Defense secretary nominee Chuck Hagel claimed Thursday his comment that the Pentagon was "bloated" was made prior to the passage of the Budget Control Act--which is not true:
SEN. ROY BLUNT (R., MO.): In talking about sequestration, you made a comment about, 'There's lots of bloat' -- I'm sure you've talked about this comment quite a bit and are very familiar with it, more than you were before you made it probably--in the Pentagon. What do you have in mind there? What is being done at the Pentagon that could maybe better be done somewhere else or is being duplicated somewhere else? I think in--maybe in the follow-up of that I saw you mentioned that things that should be in the State Department have gotten over in the Pentagon. Are there examples of that that we can work on and you'll want to lead on?
HAGEL: Two things. First, that comment came in a large, extended interview about budgets--about everything. That interview was done in 2011, prior to the Budget Control Act just to get the time frame right on that.
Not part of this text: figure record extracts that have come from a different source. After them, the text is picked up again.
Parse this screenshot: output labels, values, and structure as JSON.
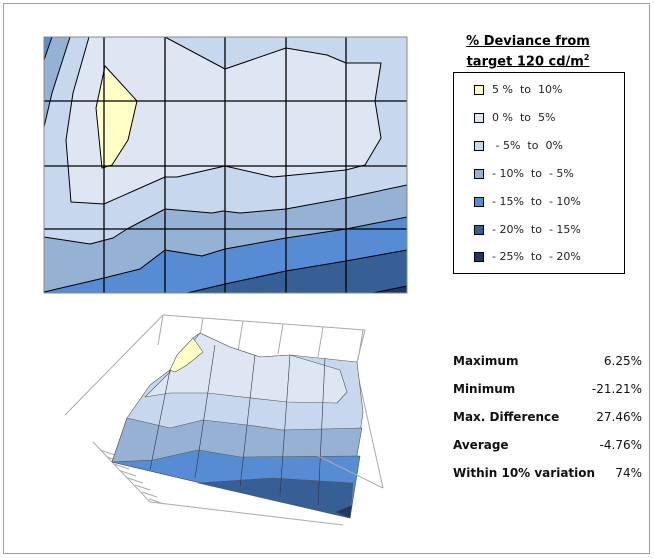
{
  "chart_data": [
    {
      "type": "heatmap",
      "subtype": "contour",
      "title": "% Deviance from target 120 cd/m²",
      "grid": true,
      "legend_placement": "right",
      "grid_columns": 6,
      "grid_rows": 4,
      "legend": [
        {
          "label": "5 %  to  10%",
          "color": "#ffffc6"
        },
        {
          "label": "0 %  to  5%",
          "color": "#dde6f2"
        },
        {
          "label": " - 5%  to  0%",
          "color": "#c6d7ee"
        },
        {
          "label": "- 10%  to  - 5%",
          "color": "#95b1d3"
        },
        {
          "label": "- 15%  to  - 10%",
          "color": "#568cd4"
        },
        {
          "label": "- 20%  to  - 15%",
          "color": "#365f96"
        },
        {
          "label": "- 25%  to  - 20%",
          "color": "#1f3763"
        }
      ]
    },
    {
      "type": "surface",
      "description_colors_same_as_legend": true
    }
  ],
  "legend_title_line1": "% Deviance from",
  "legend_title_line2": "target 120 cd/m",
  "legend_title_sup": "2",
  "stats": [
    {
      "label": "Maximum",
      "value": "6.25%"
    },
    {
      "label": "Minimum",
      "value": "-21.21%"
    },
    {
      "label": "Max. Difference",
      "value": "27.46%"
    },
    {
      "label": "Average",
      "value": "-4.76%"
    },
    {
      "label": "Within 10% variation",
      "value": "74%"
    }
  ]
}
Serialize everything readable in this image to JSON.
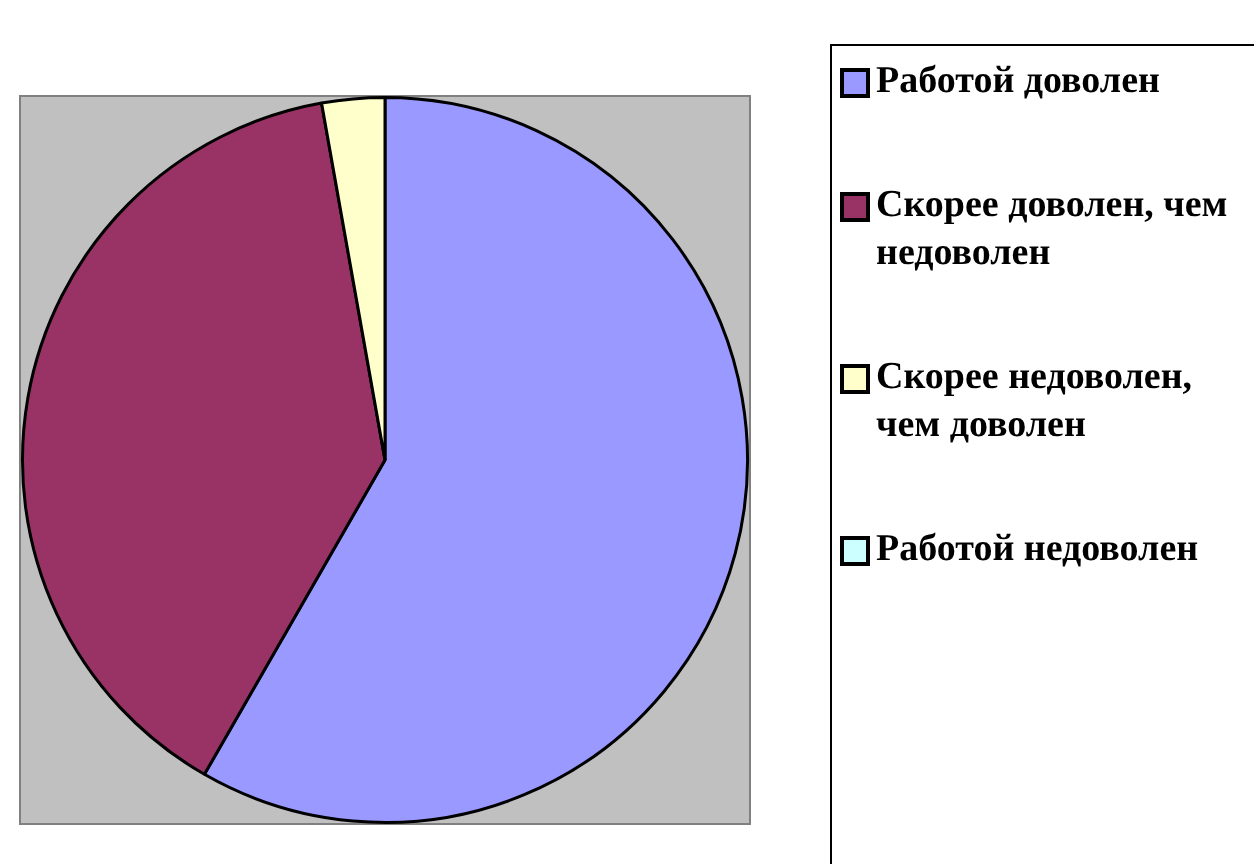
{
  "chart_data": {
    "type": "pie",
    "categories": [
      "Работой доволен",
      "Скорее доволен, чем недоволен",
      "Скорее недоволен, чем доволен",
      "Работой недоволен"
    ],
    "values": [
      58.3,
      38.9,
      2.8,
      0
    ],
    "colors": [
      "#9999ff",
      "#993366",
      "#ffffcc",
      "#ccffff"
    ],
    "legend": "right"
  }
}
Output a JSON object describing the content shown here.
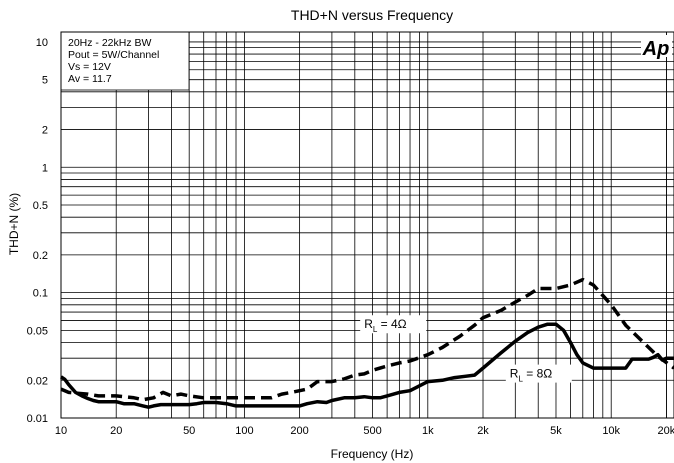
{
  "chart_data": {
    "type": "line",
    "title": "THD+N versus Frequency",
    "xlabel": "Frequency (Hz)",
    "ylabel": "THD+N (%)",
    "x_scale": "log",
    "y_scale": "log",
    "xlim": [
      10,
      22000
    ],
    "ylim": [
      0.01,
      12
    ],
    "grid": true,
    "x_ticks": [
      {
        "value": 10,
        "label": "10"
      },
      {
        "value": 20,
        "label": "20"
      },
      {
        "value": 50,
        "label": "50"
      },
      {
        "value": 100,
        "label": "100"
      },
      {
        "value": 200,
        "label": "200"
      },
      {
        "value": 500,
        "label": "500"
      },
      {
        "value": 1000,
        "label": "1k"
      },
      {
        "value": 2000,
        "label": "2k"
      },
      {
        "value": 5000,
        "label": "5k"
      },
      {
        "value": 10000,
        "label": "10k"
      },
      {
        "value": 20000,
        "label": "20k"
      }
    ],
    "y_ticks": [
      {
        "value": 0.01,
        "label": "0.01"
      },
      {
        "value": 0.02,
        "label": "0.02"
      },
      {
        "value": 0.05,
        "label": "0.05"
      },
      {
        "value": 0.1,
        "label": "0.1"
      },
      {
        "value": 0.2,
        "label": "0.2"
      },
      {
        "value": 0.5,
        "label": "0.5"
      },
      {
        "value": 1,
        "label": "1"
      },
      {
        "value": 2,
        "label": "2"
      },
      {
        "value": 5,
        "label": "5"
      },
      {
        "value": 10,
        "label": "10"
      }
    ],
    "conditions": [
      "20Hz - 22kHz BW",
      "Pout = 5W/Channel",
      "Vs = 12V",
      "Av = 11.7"
    ],
    "logo_text": "Ap",
    "series": [
      {
        "name": "RL = 4Ω",
        "label_main": "R",
        "label_sub": "L",
        "label_rest": " = 4Ω",
        "label_at": [
          450,
          0.052
        ],
        "style": "dashed",
        "x": [
          10,
          11,
          12,
          14,
          16,
          18,
          20,
          22,
          25,
          28,
          32,
          36,
          40,
          45,
          50,
          60,
          70,
          80,
          90,
          100,
          120,
          140,
          160,
          180,
          200,
          220,
          250,
          300,
          350,
          400,
          450,
          500,
          600,
          700,
          800,
          1000,
          1200,
          1500,
          1800,
          2000,
          2500,
          3000,
          3500,
          4000,
          5000,
          6000,
          7000,
          8000,
          10000,
          12000,
          15000,
          18000,
          22000
        ],
        "y": [
          0.017,
          0.016,
          0.0158,
          0.0155,
          0.015,
          0.015,
          0.015,
          0.0148,
          0.0145,
          0.014,
          0.0145,
          0.016,
          0.015,
          0.0155,
          0.015,
          0.0145,
          0.0145,
          0.0145,
          0.0145,
          0.0145,
          0.0145,
          0.0145,
          0.0155,
          0.016,
          0.0165,
          0.017,
          0.0195,
          0.0195,
          0.0205,
          0.022,
          0.0225,
          0.024,
          0.026,
          0.0275,
          0.0285,
          0.032,
          0.0365,
          0.045,
          0.055,
          0.063,
          0.072,
          0.084,
          0.095,
          0.108,
          0.108,
          0.115,
          0.127,
          0.115,
          0.08,
          0.055,
          0.04,
          0.031,
          0.025
        ]
      },
      {
        "name": "RL = 8Ω",
        "label_main": "R",
        "label_sub": "L",
        "label_rest": " = 8Ω",
        "label_at": [
          2800,
          0.021
        ],
        "style": "solid",
        "x": [
          10,
          10.5,
          11,
          12,
          13,
          14,
          15,
          16,
          18,
          20,
          22,
          25,
          28,
          30,
          32,
          35,
          40,
          45,
          50,
          55,
          60,
          70,
          80,
          90,
          100,
          110,
          120,
          140,
          160,
          180,
          200,
          220,
          250,
          280,
          300,
          350,
          400,
          450,
          500,
          550,
          600,
          700,
          800,
          1000,
          1200,
          1400,
          1600,
          1800,
          2000,
          2500,
          3000,
          3500,
          4000,
          4500,
          5000,
          5500,
          6000,
          6500,
          7000,
          8000,
          10000,
          12000,
          13000,
          14000,
          15000,
          16000,
          17000,
          18000,
          19000,
          20000,
          22000
        ],
        "y": [
          0.0213,
          0.0203,
          0.0185,
          0.016,
          0.015,
          0.0143,
          0.0138,
          0.0135,
          0.0135,
          0.0135,
          0.013,
          0.013,
          0.0125,
          0.0122,
          0.0125,
          0.0128,
          0.0128,
          0.0128,
          0.0128,
          0.013,
          0.0133,
          0.0133,
          0.013,
          0.0125,
          0.0125,
          0.0125,
          0.0125,
          0.0125,
          0.0125,
          0.0125,
          0.0125,
          0.013,
          0.0135,
          0.0133,
          0.0138,
          0.0145,
          0.0145,
          0.0148,
          0.0145,
          0.0145,
          0.015,
          0.016,
          0.0165,
          0.0195,
          0.02,
          0.021,
          0.0215,
          0.022,
          0.025,
          0.033,
          0.041,
          0.048,
          0.053,
          0.056,
          0.056,
          0.05,
          0.04,
          0.032,
          0.0275,
          0.025,
          0.025,
          0.025,
          0.0295,
          0.0295,
          0.0295,
          0.0295,
          0.0305,
          0.032,
          0.029,
          0.03,
          0.03
        ]
      }
    ]
  }
}
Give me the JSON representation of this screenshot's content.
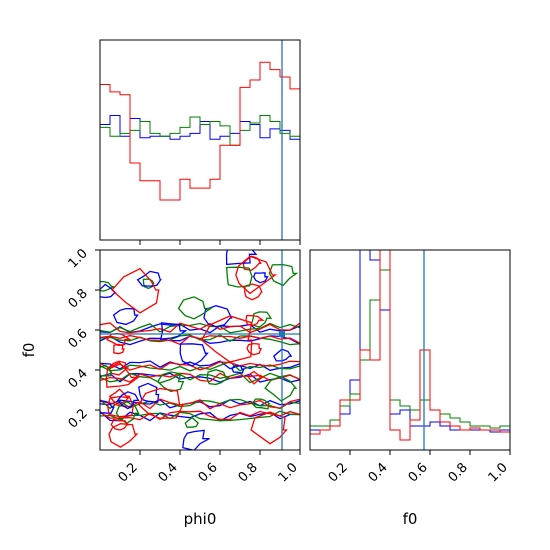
{
  "chart_data": [
    {
      "type": "histogram",
      "panel": "phi0 marginal",
      "xlim": [
        0,
        1
      ],
      "yticks_shown": false,
      "bin_edges": [
        0,
        0.05,
        0.1,
        0.15,
        0.2,
        0.25,
        0.3,
        0.35,
        0.4,
        0.45,
        0.5,
        0.55,
        0.6,
        0.65,
        0.7,
        0.75,
        0.8,
        0.85,
        0.9,
        0.95,
        1.0
      ],
      "series": [
        {
          "color": "#0000ff",
          "values": [
            0.78,
            0.84,
            0.7,
            0.82,
            0.69,
            0.7,
            0.7,
            0.68,
            0.7,
            0.72,
            0.8,
            0.68,
            0.7,
            0.72,
            0.8,
            0.78,
            0.69,
            0.75,
            0.74,
            0.68
          ]
        },
        {
          "color": "#008000",
          "values": [
            0.76,
            0.7,
            0.72,
            0.74,
            0.8,
            0.72,
            0.7,
            0.72,
            0.76,
            0.83,
            0.78,
            0.8,
            0.77,
            0.64,
            0.74,
            0.79,
            0.84,
            0.8,
            0.72,
            0.7
          ]
        },
        {
          "color": "#ff0000",
          "values": [
            1.05,
            1.0,
            0.98,
            0.52,
            0.4,
            0.4,
            0.27,
            0.27,
            0.41,
            0.35,
            0.35,
            0.41,
            0.64,
            0.64,
            1.03,
            1.08,
            1.2,
            1.15,
            1.1,
            1.02
          ]
        }
      ],
      "truth_line": {
        "x": 0.91,
        "color": "#1f77b4"
      }
    },
    {
      "type": "contour",
      "panel": "phi0 vs f0",
      "xlim": [
        0,
        1
      ],
      "ylim": [
        0,
        1
      ],
      "xticks": [
        "0.2",
        "0.4",
        "0.6",
        "0.8",
        "1.0"
      ],
      "yticks": [
        "0.2",
        "0.4",
        "0.6",
        "0.8",
        "1.0"
      ],
      "xlabel": "phi0",
      "ylabel": "f0",
      "bands": [
        {
          "y": 0.2,
          "colors": [
            "#0000ff",
            "#008000",
            "#ff0000"
          ]
        },
        {
          "y": 0.39,
          "colors": [
            "#0000ff",
            "#008000",
            "#ff0000"
          ]
        },
        {
          "y": 0.58,
          "colors": [
            "#0000ff",
            "#008000",
            "#ff0000"
          ]
        }
      ],
      "truth_lines": {
        "x": 0.91,
        "y": 0.58,
        "color": "#1f77b4"
      }
    },
    {
      "type": "histogram",
      "panel": "f0 marginal",
      "xlim": [
        0,
        1
      ],
      "xticks": [
        "0.2",
        "0.4",
        "0.6",
        "0.8",
        "1.0"
      ],
      "xlabel": "f0",
      "bin_edges": [
        0,
        0.05,
        0.1,
        0.15,
        0.2,
        0.25,
        0.3,
        0.35,
        0.4,
        0.45,
        0.5,
        0.55,
        0.6,
        0.65,
        0.7,
        0.75,
        0.8,
        0.85,
        0.9,
        0.95,
        1.0
      ],
      "series": [
        {
          "color": "#0000ff",
          "values": [
            0.1,
            0.1,
            0.15,
            0.18,
            0.35,
            1.0,
            0.95,
            0.7,
            0.18,
            0.2,
            0.12,
            0.12,
            0.14,
            0.12,
            0.1,
            0.1,
            0.1,
            0.1,
            0.09,
            0.1
          ]
        },
        {
          "color": "#008000",
          "values": [
            0.12,
            0.12,
            0.15,
            0.22,
            0.28,
            0.45,
            0.75,
            0.9,
            0.25,
            0.22,
            0.2,
            0.25,
            0.2,
            0.18,
            0.16,
            0.14,
            0.12,
            0.12,
            0.11,
            0.12
          ]
        },
        {
          "color": "#ff0000",
          "values": [
            0.08,
            0.1,
            0.12,
            0.25,
            0.25,
            0.5,
            0.45,
            1.0,
            0.1,
            0.05,
            0.15,
            0.5,
            0.2,
            0.14,
            0.12,
            0.1,
            0.11,
            0.1,
            0.1,
            0.09
          ]
        }
      ],
      "truth_line": {
        "x": 0.57,
        "color": "#1f77b4"
      }
    }
  ]
}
I never supported sequestration, by the way.
But the interview was not, in fact, prior to the passage of the Budget Control Act, as first noted by Jackson Diehl. Hagel was responding directly to a question about sequestration in a Sept. 1, 2011 interview with the Financial Times:
QUESTION: On this Joint Committee that’s being created, Leon Panetta, our defense secretary, has warned of really dire consequences to U.S. national security if this so-called trigger gets pulled, in which case we would see $600 billion in automatic cuts to the Defense Department. Do you agree with his assessment that that would be very harmful to national security.
HAGEL: Defense Department, I think, in many ways, has been bloated. So I think the Pentagon needs to be pared down. I don’t think that our military has really looked at themselves strategically, critically, in a long, long time."